Falling shop prices declined at the fastest rate since at least 1997 encouraged Britons to hit the shops in February, with furniture selling particularly well. A separate Confederation of British Industry survey showed retail sales grew at a solid pace this month as well, which will cheer Prime Minister David Cameron's Conservative Party ahead of a closely-fought election on May 7.
The Office of National Statistics (ONS) said Britain recorded zero inflation in February for the first time since the 1960s. It is widely expected to turn negative in the coming months amid lower energy amid falling food and oil prices. Recently a number of Bank of England officials have publicly dampened any concerns about deflation. This comes as they prepare to enter a period of silence ahead of the general election in May next week.

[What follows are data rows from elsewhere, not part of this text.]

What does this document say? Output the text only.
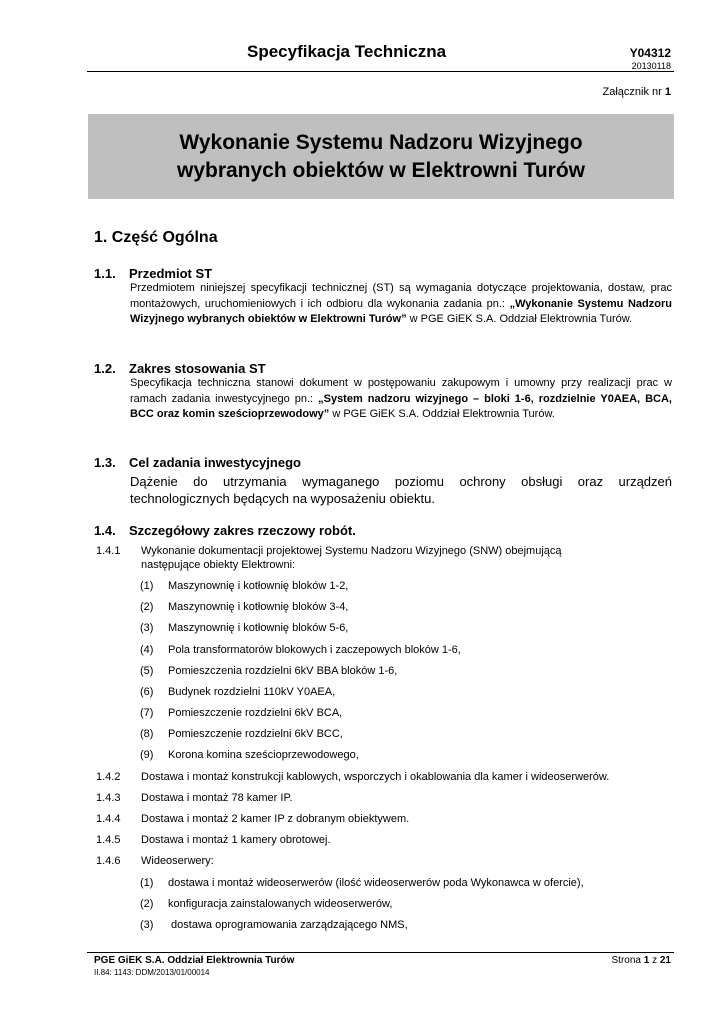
Specyfikacja Techniczna	Y04312
20130118
Załącznik nr 1
Wykonanie Systemu Nadzoru Wizyjnego
wybranych obiektów w Elektrowni Turów
1. Część Ogólna
1.1. Przedmiot ST
Przedmiotem niniejszej specyfikacji technicznej (ST) są wymagania dotyczące projektowania, dostaw, prac montażowych, uruchomieniowych i ich odbioru dla wykonania zadania pn.: „Wykonanie Systemu Nadzoru Wizyjnego wybranych obiektów w Elektrowni Turów” w PGE GiEK S.A. Oddział Elektrownia Turów.
1.2. Zakres stosowania ST
Specyfikacja techniczna stanowi dokument w postępowaniu zakupowym i umowny przy realizacji prac w ramach zadania inwestycyjnego pn.: „System nadzoru wizyjnego – bloki 1-6, rozdzielnie Y0AEA, BCA, BCC oraz komin sześcioprzewodowy” w PGE GiEK S.A. Oddział Elektrownia Turów.
1.3. Cel zadania inwestycyjnego
Dążenie do utrzymania wymaganego poziomu ochrony obsługi oraz urządzeń technologicznych będących na wyposażeniu obiektu.
1.4. Szczegółowy zakres rzeczowy robót.
1.4.1 Wykonanie dokumentacji projektowej Systemu Nadzoru Wizyjnego (SNW) obejmującą
następujące obiekty Elektrowni:
(1) Maszynownię i kotłownię bloków 1-2,
(2) Maszynownię i kotłownię bloków 3-4,
(3) Maszynownię i kotłownię bloków 5-6,
(4) Pola transformatorów blokowych i zaczepowych bloków 1-6,
(5) Pomieszczenia rozdzielni 6kV BBA bloków 1-6,
(6) Budynek rozdzielni 110kV Y0AEA,
(7) Pomieszczenie rozdzielni 6kV BCA,
(8) Pomieszczenie rozdzielni 6kV BCC,
(9) Korona komina sześcioprzewodowego,
1.4.2 Dostawa i montaż konstrukcji kablowych, wsporczych i okablowania dla kamer i wideoserwerów.
1.4.3 Dostawa i montaż 78 kamer IP.
1.4.4 Dostawa i montaż 2 kamer IP z dobranym obiektywem.
1.4.5 Dostawa i montaż 1 kamery obrotowej.
1.4.6 Wideoserwery:
(1) dostawa i montaż wideoserwerów (ilość wideoserwerów poda Wykonawca w ofercie),
(2) konfiguracja zainstalowanych wideoserwerów,
(3) dostawa oprogramowania zarządzającego NMS,
PGE GiEK S.A. Oddział Elektrownia Turów
II.84: 1143: DDM/2013/01/00014
Strona 1 z 21
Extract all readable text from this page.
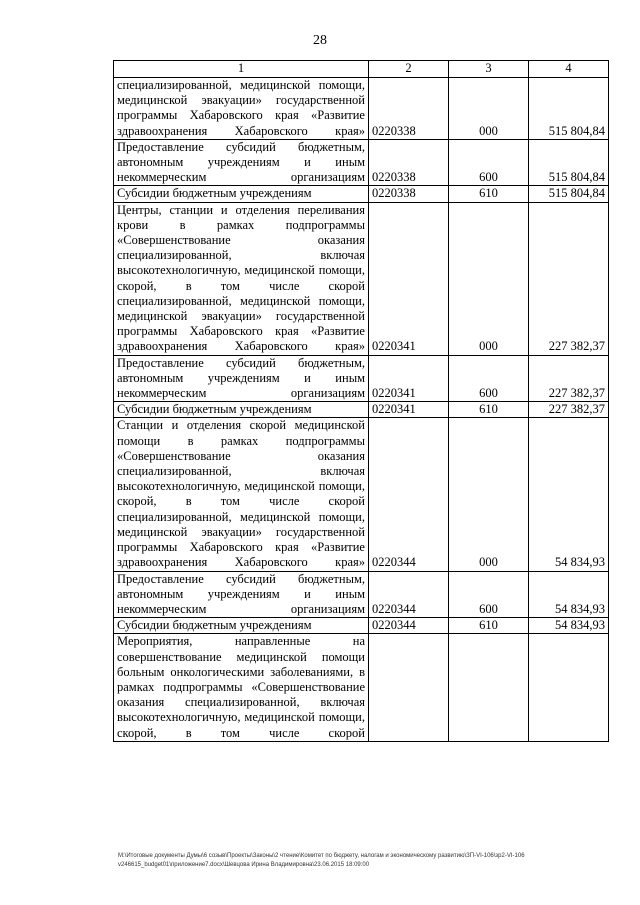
28
1	2	3	4
специализированной, медицинской помощи, медицинской эвакуации» государственной программы Хабаровского края «Развитие здравоохранения Хабаровского края»	0220338	000	515 804,84
Предоставление субсидий бюджетным, автономным учреждениям и иным некоммерческим организациям	0220338	600	515 804,84
Субсидии бюджетным учреждениям	0220338	610	515 804,84
Центры, станции и отделения переливания крови в рамках подпрограммы «Совершенствование оказания специализированной, включая высокотехнологичную, медицинской помощи, скорой, в том числе скорой специализированной, медицинской помощи, медицинской эвакуации» государственной программы Хабаровского края «Развитие здравоохранения Хабаровского края»	0220341	000	227 382,37
Предоставление субсидий бюджетным, автономным учреждениям и иным некоммерческим организациям	0220341	600	227 382,37
Субсидии бюджетным учреждениям	0220341	610	227 382,37
Станции и отделения скорой медицинской помощи в рамках подпрограммы «Совершенствование оказания специализированной, включая высокотехнологичную, медицинской помощи, скорой, в том числе скорой специализированной, медицинской помощи, медицинской эвакуации» государственной программы Хабаровского края «Развитие здравоохранения Хабаровского края»	0220344	000	54 834,93
Предоставление субсидий бюджетным, автономным учреждениям и иным некоммерческим организациям	0220344	600	54 834,93
Субсидии бюджетным учреждениям	0220344	610	54 834,93
Мероприятия, направленные на совершенствование медицинской помощи больным онкологическими заболеваниями, в рамках подпрограммы «Совершенствование оказания специализированной, включая высокотехнологичную, медицинской помощи, скорой, в том числе скорой			
M:\Итоговые документы Думы\6 созыв\Проекты\Законы\2 чтение\Комитет по бюджету, налогам и экономическому развитию\ЗП-VI-106\зр2-VI-106 v246615_budget01\приложение7.docx\Шевцова Ирина Владимировна\23.06.2015 18:09:00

In the US consumer prices rebounded last month as petrol prices rose for the first time since June, official figures show. The Consumer Price Index rose by 0.2% in February, but remained unchanged from a year earlier. The monthly rise follows three consecutive months of declines, including a 0.7% drop in January.
Petrol prices rose 2.4% in February, after falling by 18.7% in January. Economists expect the strong dollar to keep inflation low in the coming months as it will make imported goods cheaper for consumers. The dollar has risen sharply in value in the past year against the euro and the yen, as the US economy has grown more quickly than those of Europe and Japan.
Job growth in the US has been robust and the economy is steadily expanding. Typically, that would lead the Fed to raise interest rates from near zero, where they have been since December 2008. But the CPI is far below the 2% target set by the Federal Reserve and this is complicating the Fed's decision on when to raise interest rates.
The us economy was also boosted by another impressive jobs figure after fewer Americans than forecast filed applications for unemployment benefits last week as improved weather conditions ushered in labour market stabilisation. Jobless claims fell by 9,000 to 282,000 in the seven days ended March 21, the lowest level since mid-February.
In Europe Last week Mario Draghi spoke at the Economic and Monetary Affairs Committee where he gave a more positive outlook for the Eurozone. Draghi mentioned that although the ECB expects inflation in the Euro Area to remain very low or negative in the months ahead due to volatile energy prices, with inflation rates increasing gradually towards the end of the year. This will be supported by the impact of the lower exchange rate and the recovery of oil prices from their current troughs. The latest ECB projections foresee inflation at 0% in 2015, rising to 1.5% in 2016 and 1.8% in 2017.
Business output in Europe also grew at its fastest rate in nearly four years in March, the Markit composite purchasing managers' index (PMI) rose to 54.1 compared with 53.3 a month earlier the highest level in 46 months.
The improvement in business output was the result of growth in new orders that had increased at their fastest rate since 2011. Employment also grew at its fastest rate since August 2011. Job creation in the service sector held steady near February's four year high, while in the manufacturing sector it grew at its quickest pace since April last year. Crucially, the survey showed that deflationary pressures eased in March with prices falling at the slowest rate since July.